My mother is sharing some of her family recipes in this Pennsylvania Dutch recipe series. Last time, she showed us how to make Apple Dumplings. This time, we are looking at a Pennsylvania Dutch favorite- Shoo Fly Pie!
Don’t let the name sway you. Shoo Fly Pie is amazing. It is made of molasses, sugar and flour and my mother’s version has a delicious gooey molasses bottom. It is pretty darn awesome any way you fix it and is a must at traditional family gatherings like Thanksgiving.
Pennsylvania Dutch cooking comes from the parts of Pennsylvania that were settled by the Mennonites and Amish.

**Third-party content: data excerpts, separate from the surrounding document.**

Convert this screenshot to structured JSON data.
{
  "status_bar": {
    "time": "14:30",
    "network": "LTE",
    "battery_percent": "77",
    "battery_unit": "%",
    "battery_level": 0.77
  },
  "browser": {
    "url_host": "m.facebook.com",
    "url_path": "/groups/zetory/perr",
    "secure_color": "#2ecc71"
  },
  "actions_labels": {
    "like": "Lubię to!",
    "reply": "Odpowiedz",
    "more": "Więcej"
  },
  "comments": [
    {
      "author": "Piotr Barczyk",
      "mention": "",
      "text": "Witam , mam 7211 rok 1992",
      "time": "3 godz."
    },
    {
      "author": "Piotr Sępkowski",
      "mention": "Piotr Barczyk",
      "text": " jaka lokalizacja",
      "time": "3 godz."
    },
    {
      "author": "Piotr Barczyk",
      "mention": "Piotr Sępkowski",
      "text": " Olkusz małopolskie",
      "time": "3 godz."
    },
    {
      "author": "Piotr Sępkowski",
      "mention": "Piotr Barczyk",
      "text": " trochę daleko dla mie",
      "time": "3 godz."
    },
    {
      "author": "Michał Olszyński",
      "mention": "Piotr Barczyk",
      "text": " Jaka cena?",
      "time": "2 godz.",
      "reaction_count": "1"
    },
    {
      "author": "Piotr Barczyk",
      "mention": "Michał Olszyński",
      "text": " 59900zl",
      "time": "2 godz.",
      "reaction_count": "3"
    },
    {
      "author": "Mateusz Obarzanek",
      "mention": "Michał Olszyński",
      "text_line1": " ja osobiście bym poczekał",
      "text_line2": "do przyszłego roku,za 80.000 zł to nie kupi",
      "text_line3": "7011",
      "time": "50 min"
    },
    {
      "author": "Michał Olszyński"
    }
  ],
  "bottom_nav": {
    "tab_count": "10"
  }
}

William Penn (1644-1718), founder of Pennsylvania, was seeking colonists for the Pennsylvania area. Encouraged by his open invitation, the Amish and their brethren emigrated from Germany and Switzerland. The first group arrived in America around 1730 and settled near Lancaster County, Pennsylvania.
As these settlers came to North America by boat, they brought with them the staples of their diet -nonperishables that would survive a long boat trip. These staples were flour, brown sugar, molasses, lard, salt, and spices. Since they arrived in late fall, they had to live pretty much on what they had brought with them until the next growing season. The women, being master of the art of “making do,” made a pie from their limited selection. The result? Shoo Fly Pie!
For this recipe we used:
Pie Crust (enough for three pies)
3 cups all purpose flour
1-1/2 tsp. salt
1 cup shortening or lard
9-10 tbsp. cold water
Pie Filling (for three pies)
1 cup shortening
1-1/2 cups sugar
3 cups flour
3 cups boiling water
2 cups molasses
3 tsp. baking soda
Mix shortening, sugar and flour together until crumbly. Mom uses a pastry blender for this purpose. It cuts the shortening into tiny pieces. If you don’t own a pastry blender, a fork works well.

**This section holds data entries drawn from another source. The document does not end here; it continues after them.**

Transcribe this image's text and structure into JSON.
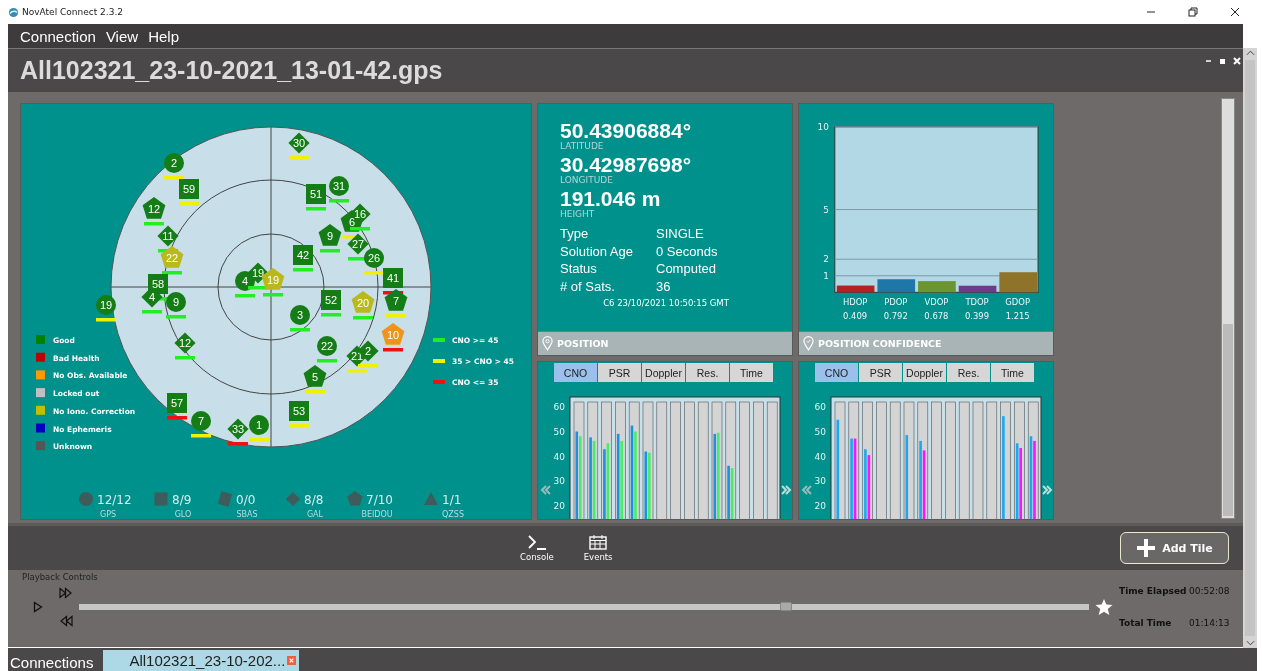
{
  "window": {
    "title": "NovAtel Connect 2.3.2"
  },
  "menu": [
    "Connection",
    "View",
    "Help"
  ],
  "document": {
    "title": "All102321_23-10-2021_13-01-42.gps"
  },
  "sky": {
    "satellites": [
      {
        "prn": "30",
        "kind": "gal",
        "color": "#157d15",
        "cno_bar": {
          "color": "#f0f000"
        }
      },
      {
        "prn": "2",
        "kind": "gps",
        "color": "#157d15",
        "cno_bar": {
          "color": "#f0f000"
        }
      },
      {
        "prn": "59",
        "kind": "glo",
        "color": "#157d15",
        "cno_bar": {
          "color": "#f0f000"
        }
      },
      {
        "prn": "51",
        "kind": "glo",
        "color": "#157d15",
        "cno_bar": {
          "color": "#22ee22"
        }
      },
      {
        "prn": "31",
        "kind": "gps",
        "color": "#157d15",
        "cno_bar": {
          "color": "#22ee22"
        }
      },
      {
        "prn": "12",
        "kind": "beidou",
        "color": "#157d15",
        "cno_bar": {
          "color": "#22ee22"
        }
      },
      {
        "prn": "6",
        "kind": "beidou",
        "color": "#157d15",
        "cno_bar": {
          "color": "#f0f000"
        }
      },
      {
        "prn": "16",
        "kind": "gal",
        "color": "#157d15",
        "cno_bar": {
          "color": "#22ee22"
        }
      },
      {
        "prn": "11",
        "kind": "gal",
        "color": "#157d15",
        "cno_bar": {
          "color": "#22ee22"
        }
      },
      {
        "prn": "9",
        "kind": "beidou",
        "color": "#157d15",
        "cno_bar": {
          "color": "#22ee22"
        }
      },
      {
        "prn": "27",
        "kind": "gal",
        "color": "#157d15",
        "cno_bar": {
          "color": "#22ee22"
        }
      },
      {
        "prn": "22",
        "kind": "beidou",
        "color": "#b9b91c",
        "cno_bar": {
          "color": "#22ee22"
        }
      },
      {
        "prn": "42",
        "kind": "glo",
        "color": "#157d15",
        "cno_bar": {
          "color": "#22ee22"
        }
      },
      {
        "prn": "26",
        "kind": "gps",
        "color": "#157d15",
        "cno_bar": {
          "color": "#f0f000"
        }
      },
      {
        "prn": "58",
        "kind": "glo",
        "color": "#157d15",
        "cno_bar": {
          "color": "#22ee22"
        }
      },
      {
        "prn": "4",
        "kind": "gps",
        "color": "#157d15",
        "cno_bar": {
          "color": "#22ee22"
        }
      },
      {
        "prn": "19",
        "kind": "gal",
        "color": "#157d15",
        "cno_bar": {
          "color": "#22ee22"
        }
      },
      {
        "prn": "19",
        "kind": "beidou",
        "color": "#b9b91c",
        "cno_bar": {
          "color": "#22ee22"
        }
      },
      {
        "prn": "41",
        "kind": "glo",
        "color": "#157d15",
        "cno_bar": {
          "color": "#ee1111"
        }
      },
      {
        "prn": "19",
        "kind": "gps",
        "color": "#157d15",
        "cno_bar": {
          "color": "#f0f000"
        }
      },
      {
        "prn": "4",
        "kind": "gal",
        "color": "#157d15",
        "cno_bar": {
          "color": "#22ee22"
        }
      },
      {
        "prn": "9",
        "kind": "gps",
        "color": "#157d15",
        "cno_bar": {
          "color": "#22ee22"
        }
      },
      {
        "prn": "52",
        "kind": "glo",
        "color": "#157d15",
        "cno_bar": {
          "color": "#22ee22"
        }
      },
      {
        "prn": "20",
        "kind": "beidou",
        "color": "#b9b91c",
        "cno_bar": {
          "color": "#22ee22"
        }
      },
      {
        "prn": "7",
        "kind": "beidou",
        "color": "#157d15",
        "cno_bar": {
          "color": "#f0f000"
        }
      },
      {
        "prn": "3",
        "kind": "gps",
        "color": "#157d15",
        "cno_bar": {
          "color": "#22ee22"
        }
      },
      {
        "prn": "12",
        "kind": "gal",
        "color": "#157d15",
        "cno_bar": {
          "color": "#22ee22"
        }
      },
      {
        "prn": "22",
        "kind": "gps",
        "color": "#157d15",
        "cno_bar": {
          "color": "#22ee22"
        }
      },
      {
        "prn": "21",
        "kind": "gal",
        "color": "#157d15",
        "cno_bar": {
          "color": "#f0f000"
        }
      },
      {
        "prn": "2",
        "kind": "gal",
        "color": "#157d15",
        "cno_bar": {
          "color": "#f0f000"
        }
      },
      {
        "prn": "10",
        "kind": "beidou",
        "color": "#f09418",
        "cno_bar": {
          "color": "#ee1111"
        }
      },
      {
        "prn": "5",
        "kind": "beidou",
        "color": "#157d15",
        "cno_bar": {
          "color": "#f0f000"
        }
      },
      {
        "prn": "57",
        "kind": "glo",
        "color": "#157d15",
        "cno_bar": {
          "color": "#ee1111"
        }
      },
      {
        "prn": "7",
        "kind": "gps",
        "color": "#157d15",
        "cno_bar": {
          "color": "#f0f000"
        }
      },
      {
        "prn": "33",
        "kind": "gal",
        "color": "#157d15",
        "cno_bar": {
          "color": "#ee1111"
        }
      },
      {
        "prn": "1",
        "kind": "gps",
        "color": "#157d15",
        "cno_bar": {
          "color": "#f0f000"
        }
      },
      {
        "prn": "53",
        "kind": "glo",
        "color": "#157d15",
        "cno_bar": {
          "color": "#f0f000"
        }
      }
    ],
    "health_legend": [
      {
        "label": "Good",
        "color": "#008000"
      },
      {
        "label": "Bad Health",
        "color": "#c00000"
      },
      {
        "label": "No Obs. Available",
        "color": "#ff9900"
      },
      {
        "label": "Locked out",
        "color": "#c0c0c0"
      },
      {
        "label": "No Iono. Correction",
        "color": "#c0c000"
      },
      {
        "label": "No Ephemeris",
        "color": "#0000c0"
      },
      {
        "label": "Unknown",
        "color": "#555555"
      }
    ],
    "cno_legend": [
      {
        "label": "CNO >= 45",
        "color": "#22ee22"
      },
      {
        "label": "35 > CNO > 45",
        "color": "#f0f000"
      },
      {
        "label": "CNO <= 35",
        "color": "#ee1111"
      }
    ],
    "constellations": [
      {
        "kind": "gps",
        "count": "12/12",
        "name": "GPS"
      },
      {
        "kind": "glo",
        "count": "8/9",
        "name": "GLO"
      },
      {
        "kind": "sbas",
        "count": "0/0",
        "name": "SBAS"
      },
      {
        "kind": "gal",
        "count": "8/8",
        "name": "GAL"
      },
      {
        "kind": "beidou",
        "count": "7/10",
        "name": "BEIDOU"
      },
      {
        "kind": "qzss",
        "count": "1/1",
        "name": "QZSS"
      }
    ]
  },
  "position": {
    "fields": [
      {
        "value": "50.43906884°",
        "label": "LATITUDE"
      },
      {
        "value": "30.42987698°",
        "label": "LONGITUDE"
      },
      {
        "value": "191.046 m",
        "label": "HEIGHT"
      }
    ],
    "details": [
      {
        "label": "Type",
        "value": "SINGLE"
      },
      {
        "label": "Solution Age",
        "value": "0 Seconds"
      },
      {
        "label": "Status",
        "value": "Computed"
      },
      {
        "label": "# of Sats.",
        "value": "36"
      }
    ],
    "timestamp": "C6 23/10/2021 10:50:15 GMT",
    "header": "POSITION"
  },
  "position_confidence": {
    "header": "POSITION CONFIDENCE",
    "value_labels": [
      "0.409",
      "0.792",
      "0.678",
      "0.399",
      "1.215"
    ],
    "bars": [
      {
        "color": "#b22222"
      },
      {
        "color": "#1f77a8"
      },
      {
        "color": "#6b9530"
      },
      {
        "color": "#6e3a8e"
      },
      {
        "color": "#8e7328"
      }
    ],
    "chart_data": {
      "type": "bar",
      "categories": [
        "HDOP",
        "PDOP",
        "VDOP",
        "TDOP",
        "GDOP"
      ],
      "values": [
        0.409,
        0.792,
        0.678,
        0.399,
        1.215
      ],
      "ylim": [
        0,
        10
      ],
      "yticks": [
        1,
        2,
        5,
        10
      ],
      "grid": true
    }
  },
  "signal_tiles": [
    {
      "tabs": [
        {
          "label": "CNO",
          "selected": true
        },
        {
          "label": "PSR",
          "selected": false
        },
        {
          "label": "Doppler",
          "selected": false
        },
        {
          "label": "Res.",
          "selected": false
        },
        {
          "label": "Time",
          "selected": false
        }
      ],
      "y_labels": [
        "60",
        "50",
        "40",
        "30",
        "20"
      ],
      "slots": [
        {
          "bars": [
            {
              "level": 0.75,
              "color": "#1e90e0"
            },
            {
              "level": 0.71,
              "color": "#44ee66"
            }
          ]
        },
        {
          "bars": [
            {
              "level": 0.7,
              "color": "#1e90e0"
            },
            {
              "level": 0.67,
              "color": "#44ee66"
            }
          ]
        },
        {
          "bars": [
            {
              "level": 0.6,
              "color": "#1e90e0"
            },
            {
              "level": 0.65,
              "color": "#44ee66"
            }
          ]
        },
        {
          "bars": [
            {
              "level": 0.73,
              "color": "#1e90e0"
            },
            {
              "level": 0.67,
              "color": "#44ee66"
            }
          ]
        },
        {
          "bars": [
            {
              "level": 0.8,
              "color": "#1e90e0"
            },
            {
              "level": 0.75,
              "color": "#44ee66"
            }
          ]
        },
        {
          "bars": [
            {
              "level": 0.58,
              "color": "#1e90e0"
            },
            {
              "level": 0.57,
              "color": "#44ee66"
            }
          ]
        },
        {
          "kind": "empty"
        },
        {
          "kind": "empty"
        },
        {
          "kind": "empty"
        },
        {
          "kind": "empty"
        },
        {
          "bars": [
            {
              "level": 0.73,
              "color": "#1e90e0"
            },
            {
              "level": 0.74,
              "color": "#44ee66"
            }
          ]
        },
        {
          "bars": [
            {
              "level": 0.46,
              "color": "#1e90e0"
            },
            {
              "level": 0.44,
              "color": "#44ee66"
            }
          ]
        },
        {
          "kind": "empty"
        },
        {
          "kind": "empty"
        },
        {
          "kind": "empty"
        }
      ]
    },
    {
      "tabs": [
        {
          "label": "CNO",
          "selected": true
        },
        {
          "label": "PSR",
          "selected": false
        },
        {
          "label": "Doppler",
          "selected": false
        },
        {
          "label": "Res.",
          "selected": false
        },
        {
          "label": "Time",
          "selected": false
        }
      ],
      "y_labels": [
        "60",
        "50",
        "40",
        "30",
        "20"
      ],
      "slots": [
        {
          "bars": [
            {
              "level": 0.85,
              "color": "#1aa8f0"
            }
          ]
        },
        {
          "bars": [
            {
              "level": 0.69,
              "color": "#1aa8f0"
            },
            {
              "level": 0.69,
              "color": "#ff10ff"
            }
          ]
        },
        {
          "bars": [
            {
              "level": 0.6,
              "color": "#1aa8f0"
            },
            {
              "level": 0.55,
              "color": "#ff10ff"
            }
          ]
        },
        {
          "kind": "empty"
        },
        {
          "kind": "empty"
        },
        {
          "bars": [
            {
              "level": 0.72,
              "color": "#1aa8f0"
            }
          ]
        },
        {
          "bars": [
            {
              "level": 0.67,
              "color": "#1aa8f0"
            },
            {
              "level": 0.59,
              "color": "#ff10ff"
            }
          ]
        },
        {
          "kind": "empty"
        },
        {
          "kind": "empty"
        },
        {
          "kind": "empty"
        },
        {
          "kind": "empty"
        },
        {
          "kind": "empty"
        },
        {
          "bars": [
            {
              "level": 0.88,
              "color": "#1aa8f0"
            }
          ]
        },
        {
          "bars": [
            {
              "level": 0.65,
              "color": "#1aa8f0"
            },
            {
              "level": 0.61,
              "color": "#ff10ff"
            }
          ]
        },
        {
          "bars": [
            {
              "level": 0.71,
              "color": "#1aa8f0"
            },
            {
              "level": 0.67,
              "color": "#ff10ff"
            }
          ]
        }
      ]
    }
  ],
  "toolbar": {
    "items": [
      {
        "kind": "console",
        "label": "Console"
      },
      {
        "kind": "events",
        "label": "Events"
      }
    ],
    "add_button": "Add Tile"
  },
  "playback": {
    "title": "Playback Controls",
    "level": 0.7,
    "times": [
      {
        "label": "Time Elapsed",
        "value": "00:52:08"
      },
      {
        "label": "Total Time",
        "value": "01:14:13"
      }
    ]
  },
  "bottom_tabs": {
    "label": "Connections",
    "tabs": [
      {
        "label": "All102321_23-10-202...",
        "selected": true
      }
    ]
  }
}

Cut the shortening up into tiny pieces resulting in a crumbly batch of flour/sugar crumbs.
In a separate bowl, pour the boiling water and the molasses together and stir. Then add the baking soda, and watch it fizz! One of my favorite things to watch when I was a kid!
For the pie crust
In medium bowl, stir together flour, salt and shortening, mixing with a fork until the shortening is broken into small pieces. Add water a little at a time, moistening the dough until you can knead it with your fingers.

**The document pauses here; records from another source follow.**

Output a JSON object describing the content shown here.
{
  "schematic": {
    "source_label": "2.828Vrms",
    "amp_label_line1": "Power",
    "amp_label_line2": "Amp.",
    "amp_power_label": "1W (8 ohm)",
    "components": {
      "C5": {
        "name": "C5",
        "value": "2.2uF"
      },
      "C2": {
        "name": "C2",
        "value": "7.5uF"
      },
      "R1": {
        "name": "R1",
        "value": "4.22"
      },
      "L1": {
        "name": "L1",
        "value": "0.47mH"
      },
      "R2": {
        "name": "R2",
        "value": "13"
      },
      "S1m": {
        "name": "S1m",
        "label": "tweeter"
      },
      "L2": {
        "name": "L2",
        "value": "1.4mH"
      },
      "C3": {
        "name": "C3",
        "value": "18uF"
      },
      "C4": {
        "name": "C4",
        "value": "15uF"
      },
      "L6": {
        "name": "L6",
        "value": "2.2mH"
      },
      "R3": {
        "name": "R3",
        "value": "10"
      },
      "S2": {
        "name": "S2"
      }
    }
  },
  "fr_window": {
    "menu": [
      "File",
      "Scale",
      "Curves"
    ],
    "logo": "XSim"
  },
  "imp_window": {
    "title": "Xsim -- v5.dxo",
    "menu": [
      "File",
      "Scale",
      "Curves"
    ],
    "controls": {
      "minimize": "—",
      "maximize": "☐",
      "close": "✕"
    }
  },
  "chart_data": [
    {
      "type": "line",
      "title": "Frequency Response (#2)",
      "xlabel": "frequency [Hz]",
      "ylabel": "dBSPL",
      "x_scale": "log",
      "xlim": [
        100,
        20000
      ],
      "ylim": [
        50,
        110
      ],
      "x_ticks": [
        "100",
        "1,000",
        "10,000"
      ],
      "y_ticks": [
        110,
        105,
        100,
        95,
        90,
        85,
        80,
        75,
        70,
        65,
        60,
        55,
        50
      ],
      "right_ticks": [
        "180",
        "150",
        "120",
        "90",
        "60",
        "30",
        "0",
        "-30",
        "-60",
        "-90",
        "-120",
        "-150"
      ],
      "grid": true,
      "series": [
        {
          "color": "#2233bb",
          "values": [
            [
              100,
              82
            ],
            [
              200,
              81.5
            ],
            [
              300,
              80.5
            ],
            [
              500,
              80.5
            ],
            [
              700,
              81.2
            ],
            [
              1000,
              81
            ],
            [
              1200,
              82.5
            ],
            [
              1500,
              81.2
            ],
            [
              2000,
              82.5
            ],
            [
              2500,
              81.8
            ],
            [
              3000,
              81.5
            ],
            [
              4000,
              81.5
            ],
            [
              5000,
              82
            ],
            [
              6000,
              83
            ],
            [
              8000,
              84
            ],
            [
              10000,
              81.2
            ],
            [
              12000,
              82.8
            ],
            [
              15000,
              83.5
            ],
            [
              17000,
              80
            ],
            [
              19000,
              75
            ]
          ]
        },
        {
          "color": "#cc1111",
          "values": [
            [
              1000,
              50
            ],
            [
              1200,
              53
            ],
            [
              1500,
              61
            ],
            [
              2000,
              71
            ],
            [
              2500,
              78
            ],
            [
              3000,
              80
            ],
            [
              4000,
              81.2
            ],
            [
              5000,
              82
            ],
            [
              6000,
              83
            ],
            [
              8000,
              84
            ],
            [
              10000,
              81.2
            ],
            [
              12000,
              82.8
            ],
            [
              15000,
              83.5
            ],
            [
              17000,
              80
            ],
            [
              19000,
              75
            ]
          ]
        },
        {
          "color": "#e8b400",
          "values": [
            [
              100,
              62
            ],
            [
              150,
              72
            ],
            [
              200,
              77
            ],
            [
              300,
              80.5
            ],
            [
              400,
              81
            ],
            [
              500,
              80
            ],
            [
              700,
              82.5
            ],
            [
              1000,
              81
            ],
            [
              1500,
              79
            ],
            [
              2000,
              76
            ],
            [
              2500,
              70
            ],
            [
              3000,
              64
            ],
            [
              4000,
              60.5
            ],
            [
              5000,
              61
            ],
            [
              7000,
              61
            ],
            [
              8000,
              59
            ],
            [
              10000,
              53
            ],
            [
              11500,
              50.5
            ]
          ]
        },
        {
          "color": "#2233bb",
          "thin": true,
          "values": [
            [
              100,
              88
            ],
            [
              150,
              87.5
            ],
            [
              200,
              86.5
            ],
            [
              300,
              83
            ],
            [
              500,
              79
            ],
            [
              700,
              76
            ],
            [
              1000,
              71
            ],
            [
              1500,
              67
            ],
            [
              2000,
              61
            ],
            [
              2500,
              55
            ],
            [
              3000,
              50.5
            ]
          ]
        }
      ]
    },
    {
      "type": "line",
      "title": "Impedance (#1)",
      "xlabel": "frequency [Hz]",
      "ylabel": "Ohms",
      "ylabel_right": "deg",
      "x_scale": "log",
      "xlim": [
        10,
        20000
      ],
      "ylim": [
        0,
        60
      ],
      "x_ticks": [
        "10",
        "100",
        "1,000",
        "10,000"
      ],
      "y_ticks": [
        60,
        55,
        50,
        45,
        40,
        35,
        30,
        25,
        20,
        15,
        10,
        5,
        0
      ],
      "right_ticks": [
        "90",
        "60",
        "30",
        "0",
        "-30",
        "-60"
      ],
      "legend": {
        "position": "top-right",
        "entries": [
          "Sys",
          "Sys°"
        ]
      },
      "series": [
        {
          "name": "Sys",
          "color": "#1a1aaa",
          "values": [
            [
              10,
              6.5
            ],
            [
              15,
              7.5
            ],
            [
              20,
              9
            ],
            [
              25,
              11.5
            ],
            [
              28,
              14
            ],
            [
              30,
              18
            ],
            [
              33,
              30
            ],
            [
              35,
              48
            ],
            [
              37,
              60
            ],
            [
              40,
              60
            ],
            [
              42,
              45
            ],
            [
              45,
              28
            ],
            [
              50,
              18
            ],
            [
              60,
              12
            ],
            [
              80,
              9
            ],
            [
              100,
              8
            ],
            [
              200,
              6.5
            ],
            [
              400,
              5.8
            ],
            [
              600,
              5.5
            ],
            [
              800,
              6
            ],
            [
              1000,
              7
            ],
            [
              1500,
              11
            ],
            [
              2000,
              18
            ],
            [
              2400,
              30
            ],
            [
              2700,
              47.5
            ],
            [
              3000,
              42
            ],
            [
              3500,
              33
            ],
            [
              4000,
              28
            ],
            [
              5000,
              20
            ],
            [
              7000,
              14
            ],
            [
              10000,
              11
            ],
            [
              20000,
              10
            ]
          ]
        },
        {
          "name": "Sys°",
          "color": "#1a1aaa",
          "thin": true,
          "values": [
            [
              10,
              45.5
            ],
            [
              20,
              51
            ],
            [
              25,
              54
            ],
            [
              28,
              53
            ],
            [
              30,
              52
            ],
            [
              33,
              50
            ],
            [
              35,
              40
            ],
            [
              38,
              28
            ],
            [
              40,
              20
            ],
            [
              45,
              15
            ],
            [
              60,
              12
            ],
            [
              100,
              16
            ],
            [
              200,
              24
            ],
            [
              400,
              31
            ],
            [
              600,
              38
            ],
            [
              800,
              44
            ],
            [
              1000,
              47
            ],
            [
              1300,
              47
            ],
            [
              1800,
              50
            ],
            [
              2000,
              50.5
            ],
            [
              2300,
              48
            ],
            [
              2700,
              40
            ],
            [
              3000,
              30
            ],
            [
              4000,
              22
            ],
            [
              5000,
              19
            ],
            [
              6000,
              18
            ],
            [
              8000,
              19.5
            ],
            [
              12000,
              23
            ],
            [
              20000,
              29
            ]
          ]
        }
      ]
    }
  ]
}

Divide the dough into three portions. On lightly floured surface, roll out one portion until it is about 12 inches in diameter. Gently ease it into a pie pan being careful not to stretch the dough. Trim it to fit. Use your fingers as shown above to create a scalloped edge. (The scalloped edge is optional, but sure does look pretty).
Don’t they look fabulous? Mom is an expert at pie making!
Divide the molasses mix between all three pies. Then spoon the crumb mix over top, using up all crumb mix between all three pies. Add more crumbs to the center of the pie than the edges, making an attempt to leave some white flour mixture showing.
Bake at 325 degrees Fahrenheit, for approximately 25 to 30 minutes. This is what they look like going into the oven.
…and this is what they look like coming out! You know they are done when a tooth pick inserted in the center comes out clean.
This is mom’s work of art! DELICIOUS! Once the pies are cool, be sure to store in large plastic bags to keep the moist.
And check out the gooey molasses bottom! If you love the flavor of molasses, you will love these pies! A treat that has been handed down for generations!